The lark woman’s laugh calmed to a few odd snorts. She swayed, smiling. Everyone else remained shocked beyond movement. William and the woman leaned toward each other like an old couple over a kitchen table.

“Have you ever been to Canada?” he asked.

She nodded vigorously. When she saw he was about to be sick again, she reached for him. He had a vision of her hair matted by a corona of dark ice as he readied himself to fill her cupped hands.

People of the Bay

The poet brought his people to the bay and waved for them to quiet. When they did, he said, “Build our city with wood.”

The people of the bay — for they were now people of the bay — took in a shared breath. “The wood will warp and split,” they said. “Our city quakes.” The ground rolled a little to confirm the fact.

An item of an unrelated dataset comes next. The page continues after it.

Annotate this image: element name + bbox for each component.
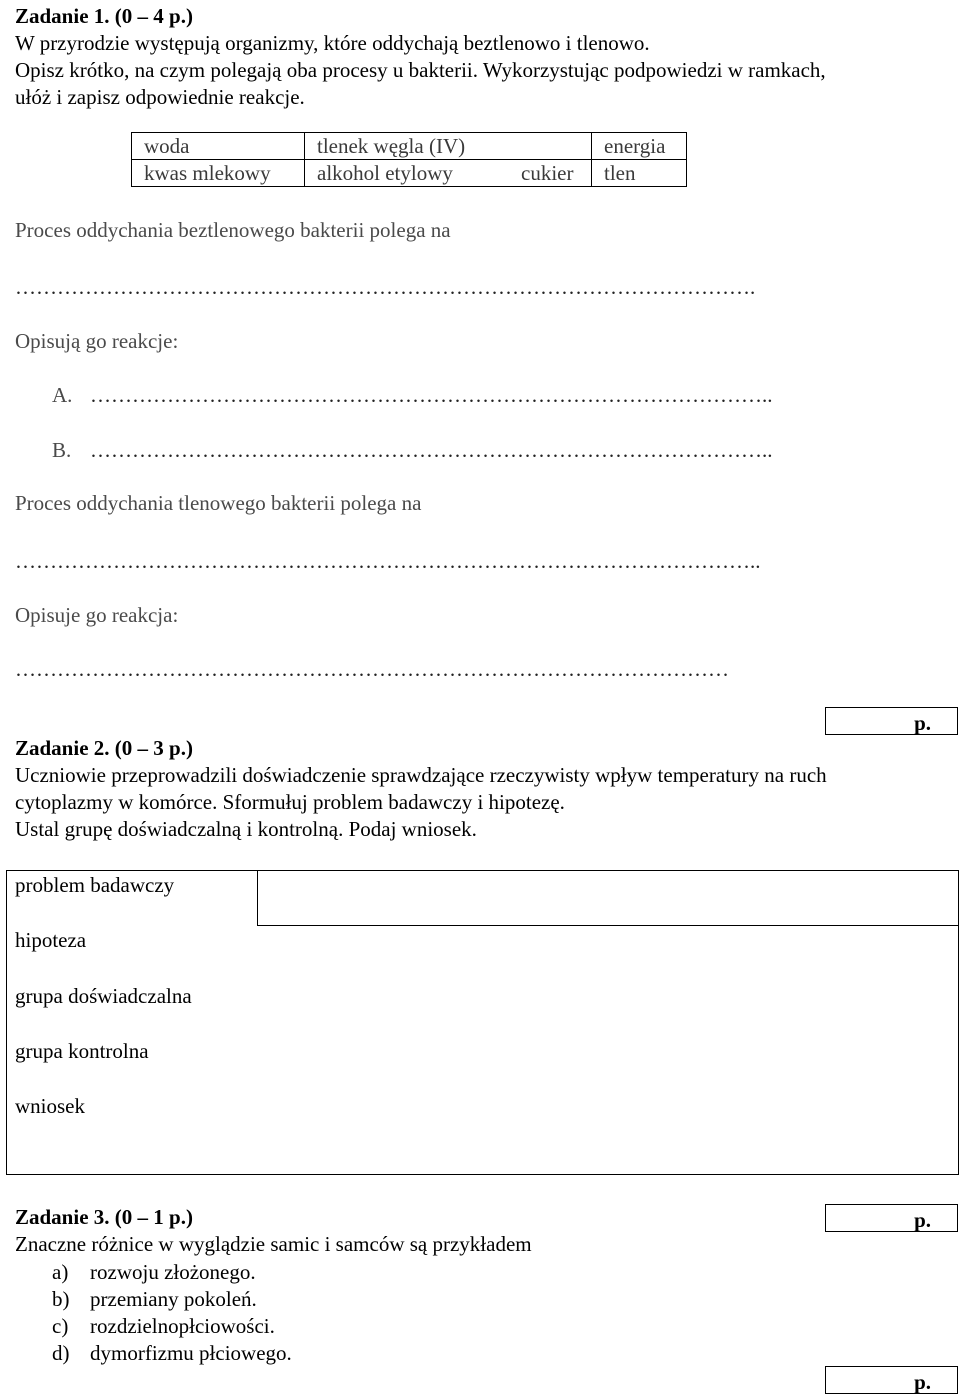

The poet parted the crowd to approach the loudest man, a worker who had raised his voice out of a professional concern. The poet clapped his hands on the man’s shoulders. “Raise high the cathedral walls with oak and pine,” said the poet. “Make a church that becomes an ark when turned.”

And so the people built the city with wood they found in the flats nearby. They built palafittes and schoolhouses and shops and a great towering wooden sanctuary. Before they had even finished these projects, the wood had already begun to split as the builder had foretold.

The poet arrived and regarded the project. He wrote something on a scroll and tucked it behind the piano, which had just been delivered on a boat. Once he was gone, the people dug out the scroll.